Сашка не знал, куда он хочет.

– Мне всё равно, – ответил он, подумав, – хоть и в пастухи.

Лысый господин с недоумением рассматривал странного мальчика. Когда с заплатанных сапог он перевёл глаза на лицо Сашки, последний высунул язык и опять спрятал его так быстро, что Софья Дмитриевна ничего не заметила, а пожилой господин пришёл в непонятное ей раздражительное состояние.

– Я хочу и в ремесленное, – скромно сказал Сашка.

Красивая дама обрадовалась и подумала, вздохнув, о той силе, какую имеет над людьми старая любовь.

– Но едва ли вакансия найдётся, – сухо заметил пожилой господин, избегая смотреть на Сашку и приглаживая поднявшиеся на затылке волосики. – Впрочем, мы ещё посмотрим.

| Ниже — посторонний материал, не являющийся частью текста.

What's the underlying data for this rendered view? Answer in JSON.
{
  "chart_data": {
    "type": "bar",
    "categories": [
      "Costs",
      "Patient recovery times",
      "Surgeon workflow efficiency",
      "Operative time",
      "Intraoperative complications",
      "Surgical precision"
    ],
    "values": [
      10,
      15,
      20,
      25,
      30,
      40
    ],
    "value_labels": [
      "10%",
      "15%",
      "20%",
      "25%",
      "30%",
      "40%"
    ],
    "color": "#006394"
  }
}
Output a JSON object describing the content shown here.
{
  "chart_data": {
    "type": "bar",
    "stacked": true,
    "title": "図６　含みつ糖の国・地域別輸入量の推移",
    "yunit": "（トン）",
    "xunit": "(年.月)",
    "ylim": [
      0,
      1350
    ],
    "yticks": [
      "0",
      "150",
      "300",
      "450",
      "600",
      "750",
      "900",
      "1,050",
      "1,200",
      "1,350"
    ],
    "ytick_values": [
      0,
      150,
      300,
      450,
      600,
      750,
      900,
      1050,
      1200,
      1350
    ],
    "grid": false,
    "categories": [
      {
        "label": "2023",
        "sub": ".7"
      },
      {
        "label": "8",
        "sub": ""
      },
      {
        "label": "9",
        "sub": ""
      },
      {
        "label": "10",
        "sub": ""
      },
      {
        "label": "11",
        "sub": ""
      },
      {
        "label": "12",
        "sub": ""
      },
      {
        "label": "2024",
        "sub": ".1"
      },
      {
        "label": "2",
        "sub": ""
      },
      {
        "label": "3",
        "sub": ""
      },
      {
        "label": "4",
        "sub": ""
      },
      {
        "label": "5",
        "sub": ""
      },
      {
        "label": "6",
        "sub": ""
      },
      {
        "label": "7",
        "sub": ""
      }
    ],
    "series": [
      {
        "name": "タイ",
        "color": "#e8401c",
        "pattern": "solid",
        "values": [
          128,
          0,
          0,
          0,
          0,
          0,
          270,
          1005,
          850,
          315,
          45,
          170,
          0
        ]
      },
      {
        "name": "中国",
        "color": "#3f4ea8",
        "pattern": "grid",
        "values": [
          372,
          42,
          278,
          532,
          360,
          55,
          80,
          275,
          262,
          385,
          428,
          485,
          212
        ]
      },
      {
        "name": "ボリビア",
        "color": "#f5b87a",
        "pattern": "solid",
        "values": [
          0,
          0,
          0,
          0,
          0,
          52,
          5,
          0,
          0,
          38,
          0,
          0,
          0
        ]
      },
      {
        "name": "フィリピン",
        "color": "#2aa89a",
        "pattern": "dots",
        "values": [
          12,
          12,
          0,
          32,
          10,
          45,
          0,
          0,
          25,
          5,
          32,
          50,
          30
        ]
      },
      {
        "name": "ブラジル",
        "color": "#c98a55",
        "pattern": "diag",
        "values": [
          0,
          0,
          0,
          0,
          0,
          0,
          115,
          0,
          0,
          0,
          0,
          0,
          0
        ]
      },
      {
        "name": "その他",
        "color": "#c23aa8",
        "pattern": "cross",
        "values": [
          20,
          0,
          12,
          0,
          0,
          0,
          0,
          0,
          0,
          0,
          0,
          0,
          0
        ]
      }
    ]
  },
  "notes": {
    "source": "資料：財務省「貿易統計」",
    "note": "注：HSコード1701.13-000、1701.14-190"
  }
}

Дети волновались и шумели, нетерпеливо ожидая ёлки. Опыт с ружьём, проделанный мальчиком, внушавшим к себе уважение ростом и репутацией испорченного, нашёл себе подражателей, и несколько кругленьких носиков уже покраснело. Девочки смеялись, прижимая обе руки к груди и перегибаясь, когда их рыцари, с презрением к страху и боли, но морщась от ожидания, получали удары пробкой. Но вот открылись двери, и чей-то голос сказал:

– Дети, идите! Тише, тише!

Заранее вытаращив глазёнки и затаив дыхание, дети чинно, по паре, входили в ярко освещённую залу и тихо обходили сверкающую ёлку. Она бросала сильный свет, без теней, на их лица с округлившимися глазами и губками. Минуту царила тишина глубокого очарования, сразу сменившаяся хором восторженных восклицаний. Одна из девочек не в силах была овладеть охватившим её восторгом и упорно и молча прыгала на одном месте; маленькая косичка со вплетённой голубой ленточкой хлопала по её плечам. Сашка был угрюм и печален, – что-то нехорошее творилось в его маленьком изъязвлённом сердце. Ёлка ослепляла его своей красотой и крикливым, наглым блеском бесчисленных свечей, но она была чуждой ему, враждебной, как и столпившиеся вокруг неё чистенькие, красивые дети, и ему хотелось толкнуть её так, чтобы она повалилась на эти светлые головки. Казалось, что чьи-то железные руки взяли его сердце и выжимают из него последнюю каплю крови. Забившись за рояль, Сашка сел там в углу, бессознательно доламывал в кармане последние папиросы и думал, что у него есть отец, мать, свой дом, а выходит так, как будто ничего этого нет и ему некуда идти. Он пытался представить себе перочинный ножичек, который он недавно выменял и очень сильно любил, но ножичек стал очень плохой, с тоненьким сточенным лезвием и только с половиной жёлтой костяшки. Завтра он сломает ножичек, и тогда у него уже ничего не останется.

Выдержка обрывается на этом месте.